I’ve said it before, and I’ll say it again, I was a nervous wreck when I found out we were pregnant with our second child.
Interestingly enough, Emmett was actually completely planned. Six months postpartum with our firstborn, I started having issues with my endometriosis again. After talking to my OB about it, he gave me two options: either get back on birth control or get pregnant. We knew we wanted to have another baby and we also didn’t want to deal with my body getting on and then back off of birth control, so we thought, “Heck…why not try to get pregnant!”
A week in to trying, we discussed it a little more and decided that maybe we weren’t ready to get pregnant just yet.
It took one week. One.
That meant our kiddos were going to be only 15 months apart.
Fun Fact: Anytime I am in a situation that makes me uncomfortable or fearful, I always ask God to download a scripture on my heart. The hour within finding out we were pregnant, He gave me Psalm 127:3-5.
“Behold, children are a heritage from the LORD, the fruit of the womb a reward. Like arrows in the hand of a warrior are the children of one’s youth. Blessed is the man who fills his quiver with them!”
As my pregnancy continued, I became less and less anxious, and slowly but surely started feeling comfortable in the idea of juggling two under the age of two. After all, if God was so willing to give me a second baby, He must have thought I could do it!
When March finally arrived, I was actually ready to get the show on the road and have Emmett. At 39 weeks, my doctor decided to go ahead and induce labor because of Emmett’s size (aka his massive head).
However, no matter how ready I thought I felt, when my alarm went off that morning to gather our things and head the hospital, I was struck with fear.
Our first postpartum stay at the hospital was less than ideal (and even that is an understatement).
Before I got out of bed, I asked God to give me a scripture to hang on to throughout the labor and delivery process; and with that I got out of bed, kissed our oldest goodbye as he slept, and we headed off to the hospital.
Even though I was already dilated to a four when we arrived, Emmett was in no rush to evacuate his cozy little home that he had taken up residence in for last 39 weeks. I labored until 3:15pm before the doctor came in to delivery him.
At 3:34pm, Emmett finally made his debut. As soon as they delivered him, he went straight to my arms and was seemingly content.
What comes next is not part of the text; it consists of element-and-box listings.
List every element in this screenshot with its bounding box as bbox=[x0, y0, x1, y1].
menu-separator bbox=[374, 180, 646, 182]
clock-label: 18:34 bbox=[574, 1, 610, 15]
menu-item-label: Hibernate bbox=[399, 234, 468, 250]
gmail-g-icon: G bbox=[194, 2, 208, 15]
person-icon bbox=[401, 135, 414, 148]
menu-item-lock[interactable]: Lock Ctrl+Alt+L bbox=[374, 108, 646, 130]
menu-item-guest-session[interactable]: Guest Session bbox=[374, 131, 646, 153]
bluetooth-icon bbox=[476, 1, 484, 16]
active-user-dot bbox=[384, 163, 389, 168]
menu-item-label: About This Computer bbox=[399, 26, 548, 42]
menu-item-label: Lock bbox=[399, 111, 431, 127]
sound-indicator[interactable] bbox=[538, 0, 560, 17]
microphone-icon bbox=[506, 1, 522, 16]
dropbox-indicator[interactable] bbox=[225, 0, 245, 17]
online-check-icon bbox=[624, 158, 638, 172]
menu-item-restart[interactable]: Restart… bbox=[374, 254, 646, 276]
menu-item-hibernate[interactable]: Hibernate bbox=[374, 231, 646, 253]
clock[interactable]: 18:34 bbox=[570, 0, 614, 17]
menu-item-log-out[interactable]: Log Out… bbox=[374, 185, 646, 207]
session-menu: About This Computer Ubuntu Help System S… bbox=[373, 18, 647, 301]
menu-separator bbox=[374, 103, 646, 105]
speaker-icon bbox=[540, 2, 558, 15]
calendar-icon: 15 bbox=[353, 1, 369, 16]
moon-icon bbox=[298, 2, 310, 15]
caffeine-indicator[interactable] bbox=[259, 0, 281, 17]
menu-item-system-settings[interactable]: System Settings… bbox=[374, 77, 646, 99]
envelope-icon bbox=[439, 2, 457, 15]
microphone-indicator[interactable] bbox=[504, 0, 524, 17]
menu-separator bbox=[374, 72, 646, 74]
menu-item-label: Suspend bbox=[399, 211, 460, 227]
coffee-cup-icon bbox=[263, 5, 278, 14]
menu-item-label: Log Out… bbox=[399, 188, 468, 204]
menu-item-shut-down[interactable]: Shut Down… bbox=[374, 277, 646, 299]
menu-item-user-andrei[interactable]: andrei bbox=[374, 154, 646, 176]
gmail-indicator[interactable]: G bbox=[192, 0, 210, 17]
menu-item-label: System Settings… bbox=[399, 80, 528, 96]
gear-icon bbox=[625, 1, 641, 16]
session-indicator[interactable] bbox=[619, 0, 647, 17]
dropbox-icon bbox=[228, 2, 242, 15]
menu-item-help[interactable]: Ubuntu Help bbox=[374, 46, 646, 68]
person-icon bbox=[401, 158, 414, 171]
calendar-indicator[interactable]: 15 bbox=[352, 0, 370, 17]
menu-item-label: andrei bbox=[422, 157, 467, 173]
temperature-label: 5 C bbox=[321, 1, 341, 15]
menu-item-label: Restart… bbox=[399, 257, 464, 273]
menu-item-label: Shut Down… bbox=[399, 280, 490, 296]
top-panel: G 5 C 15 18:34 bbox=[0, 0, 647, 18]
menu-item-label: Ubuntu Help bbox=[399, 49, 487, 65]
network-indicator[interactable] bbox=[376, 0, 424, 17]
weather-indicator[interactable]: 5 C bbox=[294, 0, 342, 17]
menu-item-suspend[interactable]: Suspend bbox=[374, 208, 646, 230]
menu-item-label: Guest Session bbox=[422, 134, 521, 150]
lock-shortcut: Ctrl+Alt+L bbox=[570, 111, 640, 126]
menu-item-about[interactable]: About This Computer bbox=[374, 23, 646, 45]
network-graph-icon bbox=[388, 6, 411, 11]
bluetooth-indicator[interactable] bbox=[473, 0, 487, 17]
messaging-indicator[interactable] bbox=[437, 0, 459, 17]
It was immediate how calm we both made each other feel, and in that moment, I knew God had given me exactly what I needed.
To be honest, we seriously had the easiest hospital stay. He slept and ate extremely well (complete opposite of big brother in every way), and by the end of night one, we were wanting to get back home.
Over the course of the last year, not much has changed. Emmett is still an excellent eater and sleeper, always has a smile on his face, and is 100% a momma’s boy. He still manages to do everything exactly when he feels ready to do it, and I find that utterly and completely charming. That sweet boy of mine is the definition of joy, and brings a sense of calmness and peace to my life that I never knew I needed (he definitely gets that from his father). Being his mom is an absolute honor, and I can’t wait to see what life has in store for him!